About

I have been playing chess since 8 years old, in various formats, from classical to rapid, blitz, and bullet (even though this is more about flagging than chess IMO). My favorite format is arguably rapid (30 minutes), enough to dive sufficiently deep into a handful of lines but still leaves you time to do something else (obviously you still need a job!). My favorite players are Mikhail Tal (The magician from Riga -- he usually hung three to four pieces en prise at a time and still became World Chess Champion in 1960), Rashid Nezhmetdinov (very spicy games with sacrifices), Tigran Petrosian ("If Tal sacrifices, accept. If Botvinnik sacrifices, think it over. If Petrosian sacrifices, resign.") , Vasyl Ivanchuk (Ivanchuk Cures Mass Blindness -- a trap in Benko Gambit in Magnus Trainer), Hikaru Nakamura (insane tactics and attacking skills, especially in "I Am the One Who Naks" Gelfand vs. Nakamura, "Casino Royale" - Krasenkow vs. Nakamura, or ""Rising Stars War Episode II: Attack of the Pawns" - Beliavsky vs Nakamura), Magnus Carlsen (his grinding endgame skills), and Sergey Karjakin (the Minister of Defence). In summary, chess is a game of perfection, errors, as Savielly Tartakower put it: "The winner of the game is the player who makes the next-to-last mistake.", and trap!

More about Mikhail Tal: Most of his sacrifices are unsound, but I think he understands deeply what his opponents understand about chess. Tal's sacrifices are simply confusing and dazed and have more psychological effects than they actually are. By the end of the lines, most times Tal comes up top with a pawn. Paul Keres is a master of defense against Tal, as none of Tal's tricks work on Keres.

I particularly enjoy the series of "Road to the Grandmaster title" by IM Attila Turzo. My ELO rating is about 1600, in case you are wondering.

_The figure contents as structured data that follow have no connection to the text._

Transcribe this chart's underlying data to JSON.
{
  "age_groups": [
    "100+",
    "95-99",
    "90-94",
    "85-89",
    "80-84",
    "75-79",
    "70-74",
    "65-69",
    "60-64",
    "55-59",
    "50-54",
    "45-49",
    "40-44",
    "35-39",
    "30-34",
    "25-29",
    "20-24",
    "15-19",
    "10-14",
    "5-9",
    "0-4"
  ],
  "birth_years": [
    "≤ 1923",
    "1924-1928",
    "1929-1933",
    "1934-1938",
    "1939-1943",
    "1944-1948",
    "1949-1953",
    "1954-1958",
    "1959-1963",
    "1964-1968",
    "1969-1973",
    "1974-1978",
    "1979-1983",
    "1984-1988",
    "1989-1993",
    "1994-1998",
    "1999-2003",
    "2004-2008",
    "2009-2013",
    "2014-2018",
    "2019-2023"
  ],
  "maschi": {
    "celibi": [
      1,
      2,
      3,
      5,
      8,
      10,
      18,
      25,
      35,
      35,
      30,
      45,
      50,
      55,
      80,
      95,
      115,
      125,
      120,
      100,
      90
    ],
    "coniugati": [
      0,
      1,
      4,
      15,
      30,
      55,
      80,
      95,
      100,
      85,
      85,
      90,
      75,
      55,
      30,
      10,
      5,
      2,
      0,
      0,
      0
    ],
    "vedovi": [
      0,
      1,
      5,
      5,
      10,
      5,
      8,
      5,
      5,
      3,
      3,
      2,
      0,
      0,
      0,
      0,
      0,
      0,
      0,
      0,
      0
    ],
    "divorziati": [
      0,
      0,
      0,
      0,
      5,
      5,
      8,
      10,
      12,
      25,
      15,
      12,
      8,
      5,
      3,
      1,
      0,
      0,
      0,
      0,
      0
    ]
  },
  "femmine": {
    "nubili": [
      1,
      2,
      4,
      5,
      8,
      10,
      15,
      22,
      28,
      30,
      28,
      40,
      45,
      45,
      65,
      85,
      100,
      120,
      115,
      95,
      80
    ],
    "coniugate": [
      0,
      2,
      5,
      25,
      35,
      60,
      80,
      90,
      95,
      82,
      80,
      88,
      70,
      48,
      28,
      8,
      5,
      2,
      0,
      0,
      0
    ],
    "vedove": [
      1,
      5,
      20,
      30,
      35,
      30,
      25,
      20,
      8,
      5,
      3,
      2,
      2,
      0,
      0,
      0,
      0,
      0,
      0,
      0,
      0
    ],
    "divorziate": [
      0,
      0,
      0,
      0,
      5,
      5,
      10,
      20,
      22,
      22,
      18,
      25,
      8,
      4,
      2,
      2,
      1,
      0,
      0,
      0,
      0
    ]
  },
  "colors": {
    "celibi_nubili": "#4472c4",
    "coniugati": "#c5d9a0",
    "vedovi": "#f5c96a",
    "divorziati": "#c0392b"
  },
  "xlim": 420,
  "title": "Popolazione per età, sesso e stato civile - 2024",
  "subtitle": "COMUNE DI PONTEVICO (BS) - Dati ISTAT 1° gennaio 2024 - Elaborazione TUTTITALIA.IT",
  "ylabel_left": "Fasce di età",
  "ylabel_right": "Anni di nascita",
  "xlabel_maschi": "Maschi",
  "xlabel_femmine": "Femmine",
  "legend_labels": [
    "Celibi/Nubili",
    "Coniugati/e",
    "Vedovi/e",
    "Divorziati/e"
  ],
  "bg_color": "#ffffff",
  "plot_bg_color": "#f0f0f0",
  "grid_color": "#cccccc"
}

Whoever you are, if you are up for a chess game, let me know and we will set up a board.

More about Chess and Go: The beginning of the end for human chess was marked by Deep Blue versus Garry Kasparov 1997 rematch, and so is Go with AlphaGo versus Lee Sedol. Indeed, the effects of AI are too strong that Lee Sedol (the World Champion in Go) retired roughly 3 years after the event, citing AI as "an entity that cannot be defeated". Despite the mass hype of AI, it has a deep connection with applied mathematics, where high-dimensional approximation plays a fundamental role in optimization (after all, board games are all about finding the BEST moves). Stuff like Monte Carlo methods, neural networks become more and more important as you go deeper. But the human chess (and probably Go) are probably over, as even the world champions rely on heavy supercomputers to analyze the move to a certain depth. If you have seen AlphaGo versus Stockfish, I don't think most of the moves even make any sense to humans (it keeps giving pawn away against Philidor's advice that "The pawns are the soul of chess"). But chess should be considered as a sport for the brain, and very much so that today elite chess players often require great physical shape to play the game (none of them drinks or smokes excessively as on tournament days, chess GMs often burns about 6,000 calories a day -- yes, you read it right).